Islam et puritanisme protestant sont issue l’un et l’autre de sectes judéo-chrétiennes hétérodoxes et choisissent entre « l’étroitesse ritualise » et la « transgression jouissive des interdits », quand ils ne les conjuguent pas. Tous deux prétendent conquérir le monde au nom d’une « idéologie ultra monothéiste » et du « Verbe divin non pas incarné mais calligraphié » ; tous deux s’affirment contre l’Europe. Bill Clinton, le 15 Mars 1995, a donné tout son poids à cette alliance subjective : « Les valeurs traditionnelles de l’islam sont en harmonie avec les idéaux des meilleurs de l’Occident. » Et les attentats du 11 Septembre 2001 ne démentent pas cette idée, Georges W. Bush ayant bien pris soin de prévenir de l’amalgame entre terrorisme, Islam et islamisme.À cela s’ajoute, en Amérique, la conscience d’être le nouveau monde révolté contre ses propres racines, le désir de déraciner la veille Europe sur le modèle du déracinement américain. L’ambassadeur Richard Holbrook affirmait : « Nous sommes une puissance européenne. L’histoire de ce siècle démontre que lorsque nous nous désengageons, l’Europe verse dans une instabilité qui nous oblige à retourner. » L’Amérique deviendrait alors l’Europe puissante, à laquelle la veille Europe déclinante serait inféodée.

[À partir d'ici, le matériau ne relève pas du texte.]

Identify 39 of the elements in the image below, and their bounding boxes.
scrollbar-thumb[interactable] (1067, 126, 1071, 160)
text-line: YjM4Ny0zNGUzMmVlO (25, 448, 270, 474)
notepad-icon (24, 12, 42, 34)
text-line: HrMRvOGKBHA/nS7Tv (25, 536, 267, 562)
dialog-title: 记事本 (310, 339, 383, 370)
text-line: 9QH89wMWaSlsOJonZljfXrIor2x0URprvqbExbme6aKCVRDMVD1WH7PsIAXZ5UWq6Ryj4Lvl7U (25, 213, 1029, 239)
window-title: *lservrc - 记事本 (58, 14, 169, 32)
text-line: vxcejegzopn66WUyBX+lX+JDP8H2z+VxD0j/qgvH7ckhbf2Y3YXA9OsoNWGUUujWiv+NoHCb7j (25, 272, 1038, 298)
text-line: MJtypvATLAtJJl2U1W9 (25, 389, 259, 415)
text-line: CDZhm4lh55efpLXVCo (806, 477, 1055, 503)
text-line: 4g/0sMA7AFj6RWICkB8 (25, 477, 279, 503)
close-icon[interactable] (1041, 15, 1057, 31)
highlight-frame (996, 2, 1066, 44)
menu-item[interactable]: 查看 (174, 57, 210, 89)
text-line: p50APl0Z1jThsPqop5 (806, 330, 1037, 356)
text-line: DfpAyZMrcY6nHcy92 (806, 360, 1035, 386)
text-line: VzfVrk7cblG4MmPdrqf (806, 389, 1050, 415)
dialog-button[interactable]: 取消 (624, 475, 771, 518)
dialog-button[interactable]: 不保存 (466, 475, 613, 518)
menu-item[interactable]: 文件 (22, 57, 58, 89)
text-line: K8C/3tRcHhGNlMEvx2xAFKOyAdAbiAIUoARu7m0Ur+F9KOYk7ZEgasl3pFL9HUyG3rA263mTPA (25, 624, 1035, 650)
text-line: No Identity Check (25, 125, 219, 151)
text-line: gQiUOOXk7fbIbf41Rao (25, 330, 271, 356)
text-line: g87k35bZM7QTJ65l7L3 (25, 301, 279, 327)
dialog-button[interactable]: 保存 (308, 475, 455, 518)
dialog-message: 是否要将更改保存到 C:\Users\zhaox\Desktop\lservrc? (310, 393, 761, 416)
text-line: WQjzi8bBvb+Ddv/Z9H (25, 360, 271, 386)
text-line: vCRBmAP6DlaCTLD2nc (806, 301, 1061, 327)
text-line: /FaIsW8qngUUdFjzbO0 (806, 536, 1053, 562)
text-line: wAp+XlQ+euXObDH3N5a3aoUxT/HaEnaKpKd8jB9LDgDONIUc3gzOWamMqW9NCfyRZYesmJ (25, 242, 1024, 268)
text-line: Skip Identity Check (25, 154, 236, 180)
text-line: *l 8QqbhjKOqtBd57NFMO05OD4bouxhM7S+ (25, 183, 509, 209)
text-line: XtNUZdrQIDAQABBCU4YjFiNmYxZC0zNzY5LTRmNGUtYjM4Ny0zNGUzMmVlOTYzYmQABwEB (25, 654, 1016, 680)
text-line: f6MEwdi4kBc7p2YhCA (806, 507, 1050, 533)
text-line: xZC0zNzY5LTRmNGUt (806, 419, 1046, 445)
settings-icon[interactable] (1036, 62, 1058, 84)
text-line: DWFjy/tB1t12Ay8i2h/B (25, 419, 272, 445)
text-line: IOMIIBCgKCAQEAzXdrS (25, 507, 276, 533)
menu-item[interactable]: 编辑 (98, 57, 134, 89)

On peut dire avec Péroncel-Hugoz, auteur de la postface, qu’on fait avec ce livre dense et foisonnant, « une véritable cure d’anti-conformisme, de novation, grâce au regard cru mais non cruel » de son auteur, dont la thèse donne la clé de bien des évènements qui déchirent le monde. Elle reste ouverte cependant. Malgré les conférences interislamiques de Tirana, de Khartoum, de Téhéran, qui voulaient faire croire à un embryon d’internationale islamiste, le « bloc » musulman n’est pas uni. Les Etats Unis s’aperçoivent que l’instrumentalisation de l’islam West pas sans péril pour eux-mêmes, particulièrement par la violence anti-occidentale des talibans qu’ils ont pourtant choyés ? Enfin, le masochisme ouest-européen n’est pas sans remède et il n’est pas dit que la vieille Europe renonce à jamais à la maîtrise de son propre destin. L’imprévisible, c’est-à-dire la liberté humaine, capable de relever les défis les plus audacieux.
Islamisme et Etats-Unis : une alliance contre l’Europe, Alexandre Del Valle, L’age d’homme, 1997.